The S&P/ASX 200 Index (ASX: XJO) is climbing 1.25% today, but some ASX 200 mining shares are underperforming the index.
BHP Group Ltd (ASX: BHP), Mineral Resources Ltd (ASX: MIN) and Iluka Resources Limited (ASX: ILU) are all in the red at the time of writing.
So why are these shares having a tough day on the market?
Iron ore prices
BHP shares are 0.72% in the red, while Mineral Resources shares are descending 1.62%. Iluka Resources shares are slipping 0.26%.
The iron ore price dropped 3.67% in global markets on Friday, trading economics data shows.
BHP and Mineral Resources are iron ore producers. Iluka also receives iron ore royalties.

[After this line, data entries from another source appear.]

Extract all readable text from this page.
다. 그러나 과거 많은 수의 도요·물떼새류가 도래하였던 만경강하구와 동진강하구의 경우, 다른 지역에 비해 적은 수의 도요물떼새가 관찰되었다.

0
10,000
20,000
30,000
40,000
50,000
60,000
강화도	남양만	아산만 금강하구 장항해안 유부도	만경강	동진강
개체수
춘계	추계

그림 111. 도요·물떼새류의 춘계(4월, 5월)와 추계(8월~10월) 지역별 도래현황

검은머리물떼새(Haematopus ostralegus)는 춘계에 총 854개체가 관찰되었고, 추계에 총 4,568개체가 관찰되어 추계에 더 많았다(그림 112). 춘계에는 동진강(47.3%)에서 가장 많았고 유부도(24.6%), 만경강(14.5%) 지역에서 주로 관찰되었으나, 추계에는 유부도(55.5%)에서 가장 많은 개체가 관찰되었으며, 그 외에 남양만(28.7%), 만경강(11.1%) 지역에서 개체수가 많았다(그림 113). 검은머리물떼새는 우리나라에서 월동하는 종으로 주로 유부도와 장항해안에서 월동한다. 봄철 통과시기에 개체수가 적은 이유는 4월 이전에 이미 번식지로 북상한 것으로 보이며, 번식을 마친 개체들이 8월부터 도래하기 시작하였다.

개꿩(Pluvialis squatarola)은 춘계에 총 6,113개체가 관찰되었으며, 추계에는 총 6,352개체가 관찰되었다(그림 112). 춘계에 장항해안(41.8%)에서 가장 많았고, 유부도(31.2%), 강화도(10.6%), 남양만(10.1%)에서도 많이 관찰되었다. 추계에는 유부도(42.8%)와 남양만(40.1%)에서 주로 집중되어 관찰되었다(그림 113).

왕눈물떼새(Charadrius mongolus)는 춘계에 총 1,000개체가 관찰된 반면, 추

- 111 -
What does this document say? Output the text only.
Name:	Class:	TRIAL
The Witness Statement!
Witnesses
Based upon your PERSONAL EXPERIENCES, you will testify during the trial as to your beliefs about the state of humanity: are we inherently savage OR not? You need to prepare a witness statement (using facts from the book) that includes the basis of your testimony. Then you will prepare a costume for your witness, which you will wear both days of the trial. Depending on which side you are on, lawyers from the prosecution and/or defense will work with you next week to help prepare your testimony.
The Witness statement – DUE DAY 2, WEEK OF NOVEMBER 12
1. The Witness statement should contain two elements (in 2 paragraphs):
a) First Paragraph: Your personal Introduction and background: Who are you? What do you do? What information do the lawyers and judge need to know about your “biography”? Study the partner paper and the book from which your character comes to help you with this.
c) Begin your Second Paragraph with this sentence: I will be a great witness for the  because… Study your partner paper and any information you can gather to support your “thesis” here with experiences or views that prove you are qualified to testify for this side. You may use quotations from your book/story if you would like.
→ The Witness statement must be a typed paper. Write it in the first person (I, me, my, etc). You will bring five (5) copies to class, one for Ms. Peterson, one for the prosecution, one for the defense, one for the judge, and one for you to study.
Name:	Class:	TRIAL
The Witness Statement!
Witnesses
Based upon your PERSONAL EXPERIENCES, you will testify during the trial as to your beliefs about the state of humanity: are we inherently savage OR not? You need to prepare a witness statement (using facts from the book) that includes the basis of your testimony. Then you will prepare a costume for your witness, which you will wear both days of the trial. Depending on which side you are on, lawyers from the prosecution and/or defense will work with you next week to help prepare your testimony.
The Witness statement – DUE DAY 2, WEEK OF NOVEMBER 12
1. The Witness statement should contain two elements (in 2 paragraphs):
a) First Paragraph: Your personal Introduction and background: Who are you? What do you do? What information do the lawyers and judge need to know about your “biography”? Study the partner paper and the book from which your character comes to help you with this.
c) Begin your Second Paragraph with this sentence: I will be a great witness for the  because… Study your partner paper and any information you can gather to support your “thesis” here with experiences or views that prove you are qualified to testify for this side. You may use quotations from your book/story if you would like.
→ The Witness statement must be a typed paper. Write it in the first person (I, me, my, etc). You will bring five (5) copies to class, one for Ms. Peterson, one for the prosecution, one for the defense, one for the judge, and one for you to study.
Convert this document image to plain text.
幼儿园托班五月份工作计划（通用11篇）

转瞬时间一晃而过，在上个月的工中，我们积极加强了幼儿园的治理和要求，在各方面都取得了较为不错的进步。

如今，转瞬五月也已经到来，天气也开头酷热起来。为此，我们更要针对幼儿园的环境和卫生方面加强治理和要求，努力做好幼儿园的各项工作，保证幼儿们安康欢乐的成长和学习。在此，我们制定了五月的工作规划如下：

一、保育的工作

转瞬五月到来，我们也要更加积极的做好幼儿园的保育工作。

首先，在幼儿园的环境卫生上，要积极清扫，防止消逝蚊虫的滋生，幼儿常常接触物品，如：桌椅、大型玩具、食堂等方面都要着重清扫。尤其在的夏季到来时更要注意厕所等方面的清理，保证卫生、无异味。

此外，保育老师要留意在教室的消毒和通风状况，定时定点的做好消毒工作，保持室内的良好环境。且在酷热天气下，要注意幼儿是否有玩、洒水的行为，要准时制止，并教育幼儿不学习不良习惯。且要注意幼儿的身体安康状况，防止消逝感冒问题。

Iron ore prices dropped on recession fears, according to a report from Reuters.
Commenting on this fall, ING commodities strategy head Warren Patterson said:
It's not just China where steel output is under pressure.
Expectations of slowing economic growth, and the growing risk of recession, are clearly not great for global steel demand.
Meanwhile, iron ore prices are predicted to fall from the "extraordinary levels" of the past two financial years, a new Resources and Energy quarterly report states.
Commenting on the iron ore prices in the report, the Industry, Science and Resources department said:
The price has steadied in a US$110-140 a tonne range in recent months, as China's government continues to support economic activity.
However, the ongoing recovery in Brazilian supply, and gains in output elsewhere, are set to push iron ore prices down over the outlook period.
Share price recap
BHP shares have lost 8% in a year, while Mineral Resources shares have shed 18%. In contrast, Iluka Resources shares have jumped 12% in the past year.
In comparison, the S&P/ASX 200 Index (ASX: XJO) has lost more than 9% in a year.